Et pourtant… Voilà une démonstration que si le talent d’un acteur est de pouvoir tout jouer, le talent d’un écrivain est de pouvoir tout écrire. Pierre Bordage avait démontré qu’il pouvait tout écrire dans le domaine de la littérature de l’Imaginaire. Manifestement, il peut tout écrire, point. Dommage que le plafond de verre tendu au-dessus de ceux qui sont marqués du sceau « écrivains SF » l’empêche de recevoir une considération à la hauteur de ses mérites.

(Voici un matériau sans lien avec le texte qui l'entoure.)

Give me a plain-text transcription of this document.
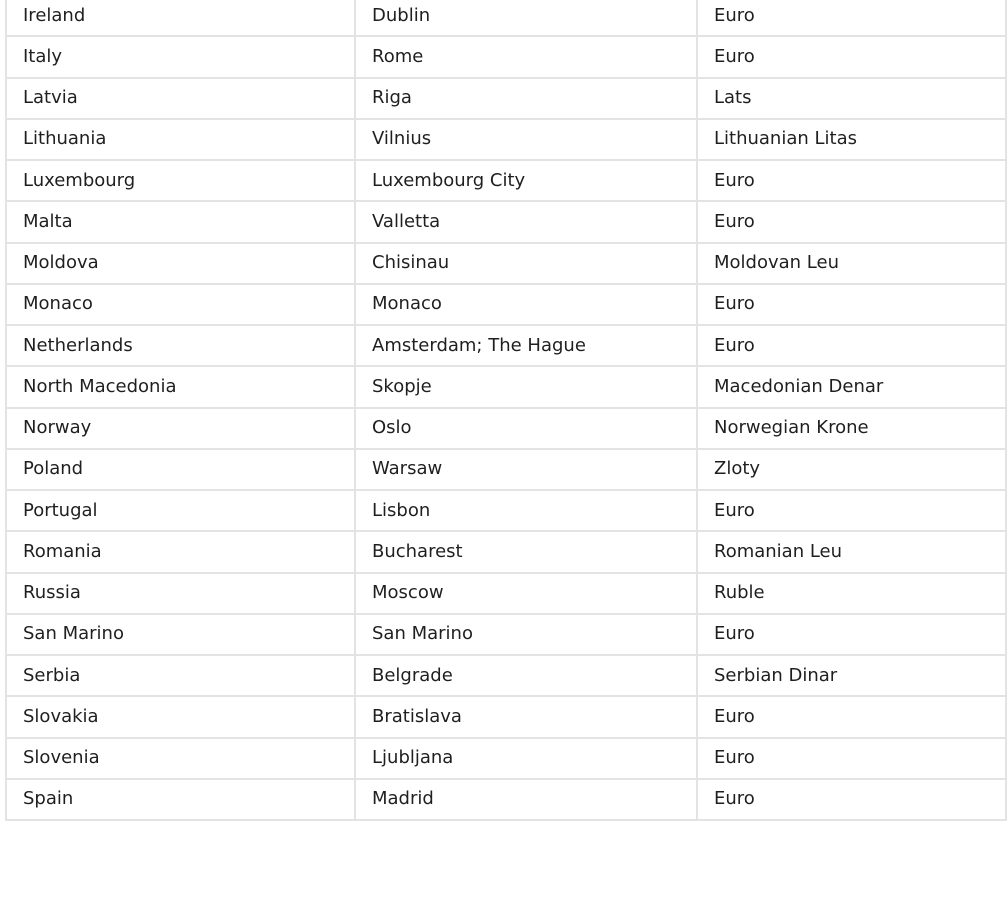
Ireland	Dublin	Euro
Italy	Rome	Euro
Latvia	Riga	Lats
Lithuania	Vilnius	Lithuanian Litas
Luxembourg	Luxembourg City	Euro
Malta	Valletta	Euro
Moldova	Chisinau	Moldovan Leu
Monaco	Monaco	Euro
Netherlands	Amsterdam; The Hague	Euro
North Macedonia	Skopje	Macedonian Denar
Norway	Oslo	Norwegian Krone
Poland	Warsaw	Zloty
Portugal	Lisbon	Euro
Romania	Bucharest	Romanian Leu
Russia	Moscow	Ruble
San Marino	San Marino	Euro
Serbia	Belgrade	Serbian Dinar
Slovakia	Bratislava	Euro
Slovenia	Ljubljana	Euro
Spain	Madrid	Euro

La citation de Nietzsche qui figure dans un des chapitres éclaire le propos du roman : « Le mental vit, je meurs, le mental meurt, je vis ». L’histoire nous incite à réfléchir sur le couple mental-âme. Ceux qui s’intéressent au sujet savent que le lâcher-prise est l’objectif de toute personne qui veut cheminer sur le chemin de l’accomplissement. Lâcher prise, c’est se libérer du carcan du mental, permettre à l’âme de s’envoler vers des sommets. Sauf qu’un carcan peut aussi être quelque chose qui vous tient debout. Les personnages du roman ont tous accompli un lâcher-prise, pour diverses raisons, et leur âme, libérée du mental, au lieu de s’élever, plonge. Vers le gouffre, vers le néant, vers le zéro. Le titre est parfait.

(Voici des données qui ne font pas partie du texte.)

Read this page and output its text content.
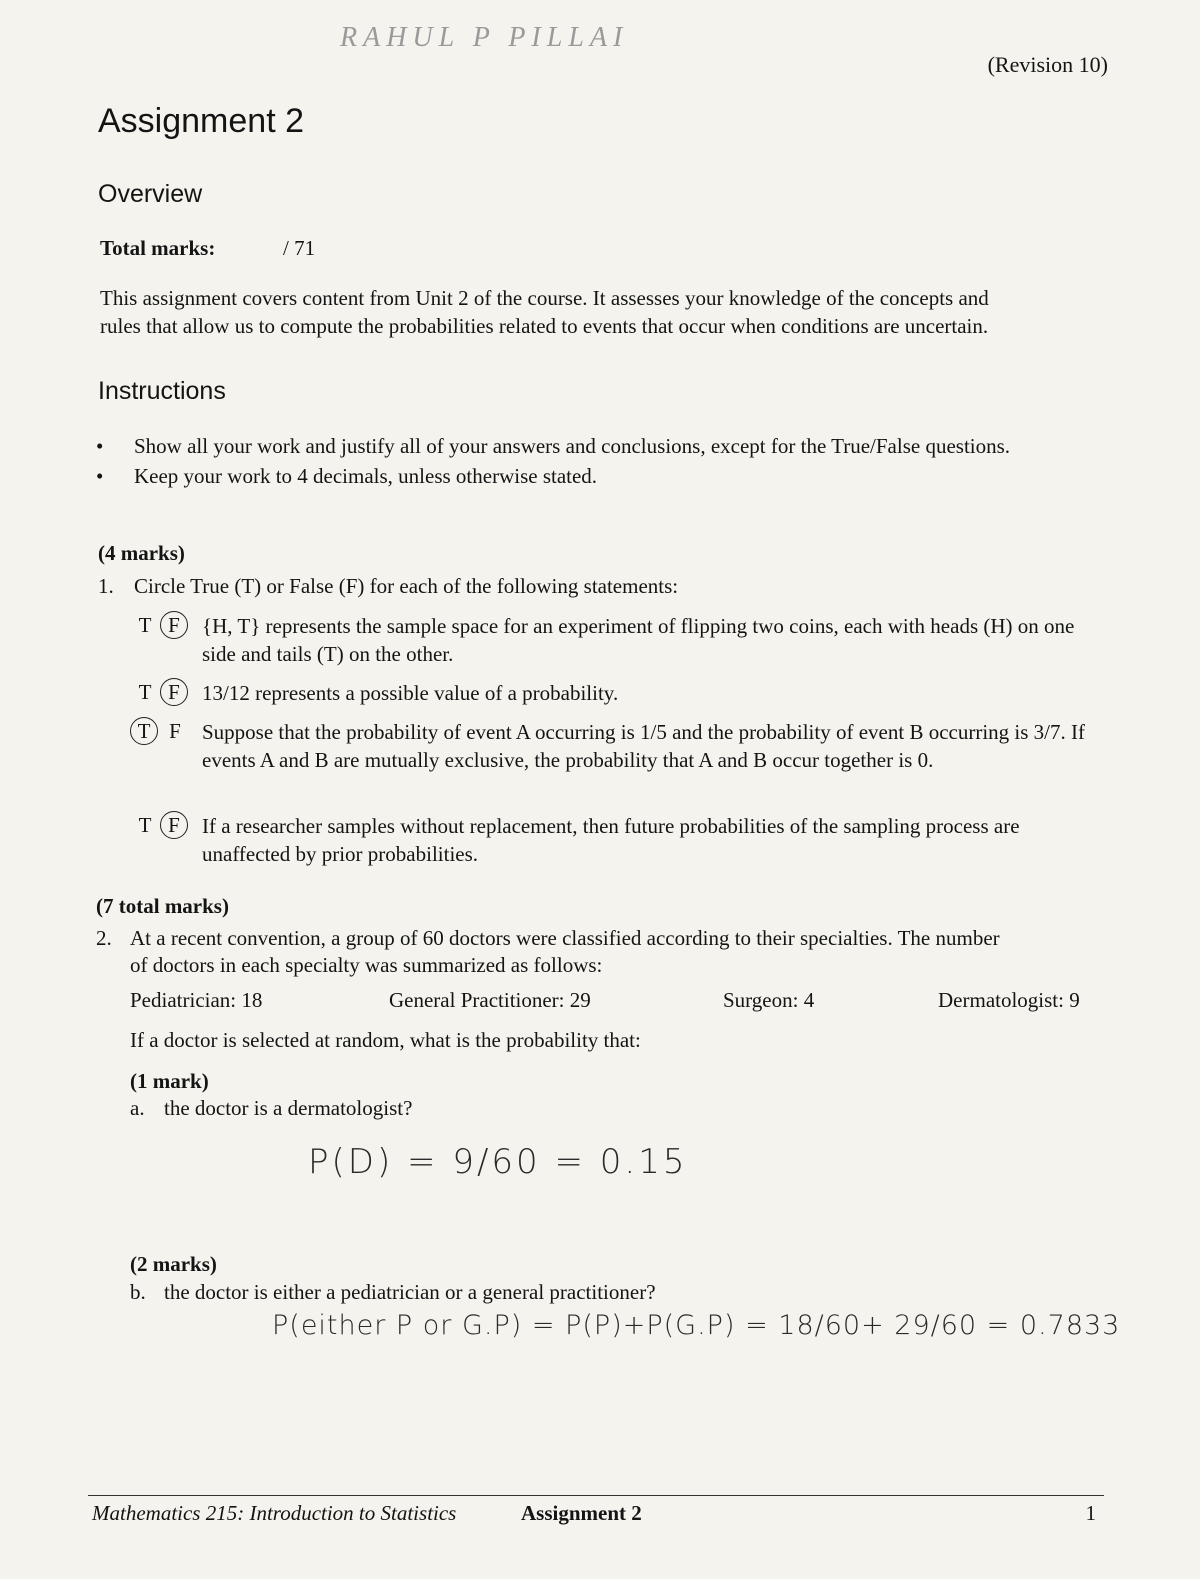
RAHUL P PILLAI
(Revision 10)
Assignment 2
Overview
Total marks:	/ 71
This assignment covers content from Unit 2 of the course. It assesses your knowledge of the concepts and
rules that allow us to compute the probabilities related to events that occur when conditions are uncertain.
Instructions
• Show all your work and justify all of your answers and conclusions, except for the True/False questions.
• Keep your work to 4 decimals, unless otherwise stated.
(4 marks)
1. Circle True (T) or False (F) for each of the following statements:
T F	{H, T} represents the sample space for an experiment of flipping two coins, each with heads (H) on one side and tails (T) on the other.
T F	13/12 represents a possible value of a probability.
T F	Suppose that the probability of event A occurring is 1/5 and the probability of event B occurring is 3/7. If events A and B are mutually exclusive, the probability that A and B occur together is 0.
T F	If a researcher samples without replacement, then future probabilities of the sampling process are unaffected by prior probabilities.
(7 total marks)
2. At a recent convention, a group of 60 doctors were classified according to their specialties. The number
of doctors in each specialty was summarized as follows:
Pediatrician: 18	General Practitioner: 29	Surgeon: 4	Dermatologist: 9
If a doctor is selected at random, what is the probability that:
(1 mark)
a. the doctor is a dermatologist?
P(D) = 9/60 = 0.15
(2 marks)
b. the doctor is either a pediatrician or a general practitioner?
P(either P or G.P) = P(P)+P(G.P) = 18/60+ 29/60 = 0.7833
Mathematics 215: Introduction to Statistics	Assignment 2	1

La technique d’écriture, qui m’a un peu perturbé au début, colle parfaitement au sujet, à l’engloutissement des êtres par le truchement des billets insérés dans les machines des casinos. La perte de l’âme-sœur, la prise de conscience brutale de la vacuité de l’existence et même la misère matérielle (un SDF accro à la roulette !) conduisent les personnages de Pierre Bordage à s’extirper de la prison du mental, tels des insectes qui abandonnent leur statut de chrysalide pour déployer leurs ailes. Au lieu d’être libérés, ils foncent vers la première lumière qu’ils voient, le fanal trompeur des jeux d’argent, s’y brûlent, s’y consument, y reviennent encore et encore. Le mental, donc la raison, la logique, le poids de la réalité (comment dépenser ce qu’on ne possède pas ?) a été abandonné comme une dépouille inerte. Cette folie est disséquée avec maestria, jusque dans la jouissance qu’elle procure, au point que s’il est difficile de plaindre Paul, Blaise, Charlène et les autres, il est possible de parvenir, au fil des pages, à les envier.
En fin de compte, ce roman suscite l’admiration. Admiration pour un auteur capable de laisser de côté les recettes qui ont fait son succès pour se risquer sur des chemins qu’il n’avait jamais empruntés, avec, au bout du compte, une vraie réussite. Admiration pour un éditeur (on n’en parle pas souvent, mais les éditeurs font partie de l’aventure d’un livre) qui a joué le jeu (c’est le cas de dire). Pierre Bordage 2017 écrivant Tout sur le zéro me fait penser à Bob Dylan 1965 au festival Folk de Newport. Il faut avoir du culot pour jouer « Maggie’s farm » avec le groupe Electric Flag devant un parterre qui ne jure que par la guitare acoustique, et déclencher une nouvelle bataille d’Hernani. Il faut avoir du culot pour proposer à des lecteurs habitués à savourer de longues sagas de SF et de Fantasy un roman tel que Tout sur le zéro. Du culot, et du talent ; beaucoup de talent.